I save all of my buttons, but rarely buy any. I look for projects to use buttons on, but find myself sewing knits more and more (sigh).
That Vogue pattern cover design isn't showing the pattern any love, that's for sure. I like your version, although it is difficult to appreciate the details given the print.
Thanks for providing Heather's height. Please let her know your many readers do appreciate her allowing you to post her photos and particulars of fit, those posts are always very informative.

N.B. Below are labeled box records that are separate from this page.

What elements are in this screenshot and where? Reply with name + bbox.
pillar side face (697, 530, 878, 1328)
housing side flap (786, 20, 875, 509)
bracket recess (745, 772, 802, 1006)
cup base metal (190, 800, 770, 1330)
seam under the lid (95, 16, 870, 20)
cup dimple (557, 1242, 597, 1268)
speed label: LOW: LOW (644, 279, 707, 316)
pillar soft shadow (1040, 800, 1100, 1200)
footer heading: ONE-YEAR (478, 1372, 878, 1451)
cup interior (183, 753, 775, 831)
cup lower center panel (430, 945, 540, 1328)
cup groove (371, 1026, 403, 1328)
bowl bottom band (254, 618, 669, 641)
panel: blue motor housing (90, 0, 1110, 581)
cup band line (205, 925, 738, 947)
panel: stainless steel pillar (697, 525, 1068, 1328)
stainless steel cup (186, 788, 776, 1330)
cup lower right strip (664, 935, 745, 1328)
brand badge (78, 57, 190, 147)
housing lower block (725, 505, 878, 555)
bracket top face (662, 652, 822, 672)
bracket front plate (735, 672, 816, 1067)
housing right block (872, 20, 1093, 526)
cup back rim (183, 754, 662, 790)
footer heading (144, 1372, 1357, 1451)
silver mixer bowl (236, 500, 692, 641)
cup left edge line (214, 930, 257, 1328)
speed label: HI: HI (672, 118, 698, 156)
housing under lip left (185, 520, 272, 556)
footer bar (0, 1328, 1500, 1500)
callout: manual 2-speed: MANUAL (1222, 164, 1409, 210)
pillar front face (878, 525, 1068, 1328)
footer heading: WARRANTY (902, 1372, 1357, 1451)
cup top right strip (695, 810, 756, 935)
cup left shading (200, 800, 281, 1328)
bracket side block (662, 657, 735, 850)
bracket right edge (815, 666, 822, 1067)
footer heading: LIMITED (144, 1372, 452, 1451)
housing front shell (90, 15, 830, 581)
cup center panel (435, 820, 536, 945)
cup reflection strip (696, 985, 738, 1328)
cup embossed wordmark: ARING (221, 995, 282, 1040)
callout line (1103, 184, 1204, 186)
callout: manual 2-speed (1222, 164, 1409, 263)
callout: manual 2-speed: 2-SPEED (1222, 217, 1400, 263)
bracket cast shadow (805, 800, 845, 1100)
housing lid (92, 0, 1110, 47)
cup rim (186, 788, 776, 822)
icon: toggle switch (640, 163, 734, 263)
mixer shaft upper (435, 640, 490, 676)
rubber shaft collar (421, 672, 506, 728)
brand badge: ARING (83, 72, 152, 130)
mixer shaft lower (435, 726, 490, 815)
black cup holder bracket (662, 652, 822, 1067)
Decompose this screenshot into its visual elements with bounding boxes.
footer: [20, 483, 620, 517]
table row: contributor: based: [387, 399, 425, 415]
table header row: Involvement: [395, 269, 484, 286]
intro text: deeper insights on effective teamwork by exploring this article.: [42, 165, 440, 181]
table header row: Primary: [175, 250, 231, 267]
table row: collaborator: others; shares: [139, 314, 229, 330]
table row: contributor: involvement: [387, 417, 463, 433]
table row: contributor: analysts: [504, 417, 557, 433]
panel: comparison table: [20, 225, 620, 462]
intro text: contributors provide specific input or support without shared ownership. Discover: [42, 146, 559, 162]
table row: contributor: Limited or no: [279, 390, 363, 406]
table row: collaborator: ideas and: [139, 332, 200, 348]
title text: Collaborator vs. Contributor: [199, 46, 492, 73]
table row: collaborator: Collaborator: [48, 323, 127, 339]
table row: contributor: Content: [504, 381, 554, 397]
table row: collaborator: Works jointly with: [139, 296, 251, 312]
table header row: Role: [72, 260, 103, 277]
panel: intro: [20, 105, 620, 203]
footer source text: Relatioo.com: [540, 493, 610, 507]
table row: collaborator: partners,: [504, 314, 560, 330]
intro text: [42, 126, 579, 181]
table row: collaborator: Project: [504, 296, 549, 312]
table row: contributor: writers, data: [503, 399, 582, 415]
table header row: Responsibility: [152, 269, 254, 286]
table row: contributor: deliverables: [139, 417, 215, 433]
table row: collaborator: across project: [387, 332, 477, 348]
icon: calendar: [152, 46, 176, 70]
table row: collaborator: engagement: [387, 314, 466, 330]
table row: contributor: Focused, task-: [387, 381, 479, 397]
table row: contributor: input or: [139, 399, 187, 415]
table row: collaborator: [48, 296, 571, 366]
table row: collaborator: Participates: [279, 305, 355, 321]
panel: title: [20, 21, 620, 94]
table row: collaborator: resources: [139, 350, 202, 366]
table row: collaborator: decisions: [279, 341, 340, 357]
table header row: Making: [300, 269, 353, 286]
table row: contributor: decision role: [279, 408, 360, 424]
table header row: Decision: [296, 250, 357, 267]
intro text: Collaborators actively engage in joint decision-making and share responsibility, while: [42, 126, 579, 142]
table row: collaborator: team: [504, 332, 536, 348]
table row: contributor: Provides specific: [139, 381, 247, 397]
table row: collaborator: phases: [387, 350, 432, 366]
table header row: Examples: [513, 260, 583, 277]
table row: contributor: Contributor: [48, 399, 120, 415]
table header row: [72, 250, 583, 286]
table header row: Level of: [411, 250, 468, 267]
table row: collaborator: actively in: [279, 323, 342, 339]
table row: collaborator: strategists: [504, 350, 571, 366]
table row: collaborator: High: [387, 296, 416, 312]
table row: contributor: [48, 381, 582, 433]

I am trying to dress well, and think that precludes dressing too fancy, something I have been accused of, boo on them. Many people don't know the difference, they just feel upstaged by somebody who cares about how they look, frankly. These days I wear a uniform at work, so my curated outfits are mostly saved for travel. Speaking of which, in Rome a few weeks ago, my husband and I were mistaken a few times for locals by other locals, so that tells me we were dressed well enough to be taken for Europeans. I will take it as a compliment!
On dressing "too fancy." I think the question itself is a sad commentary on our society. We've forgotten why we "dress fancy" in the first place - respect. Respect for the places you'll be in and the people there and for yourself. We roll out of bed and into jogging pants and a T-shirt for our college courses (taught by distinguished professors). We wear jeans to our houses of worship. We dress like slobs or tarts even for a job interview. It's so sad that when someone takes a few minutes to dress appropriately or put some extra effort into their look their seen as "dressing up" or "too fancy" or even "must be going to a party". I say keep on "dressing too fancy" if it means people think better of you and they know that you have respect for them or for the place you're in.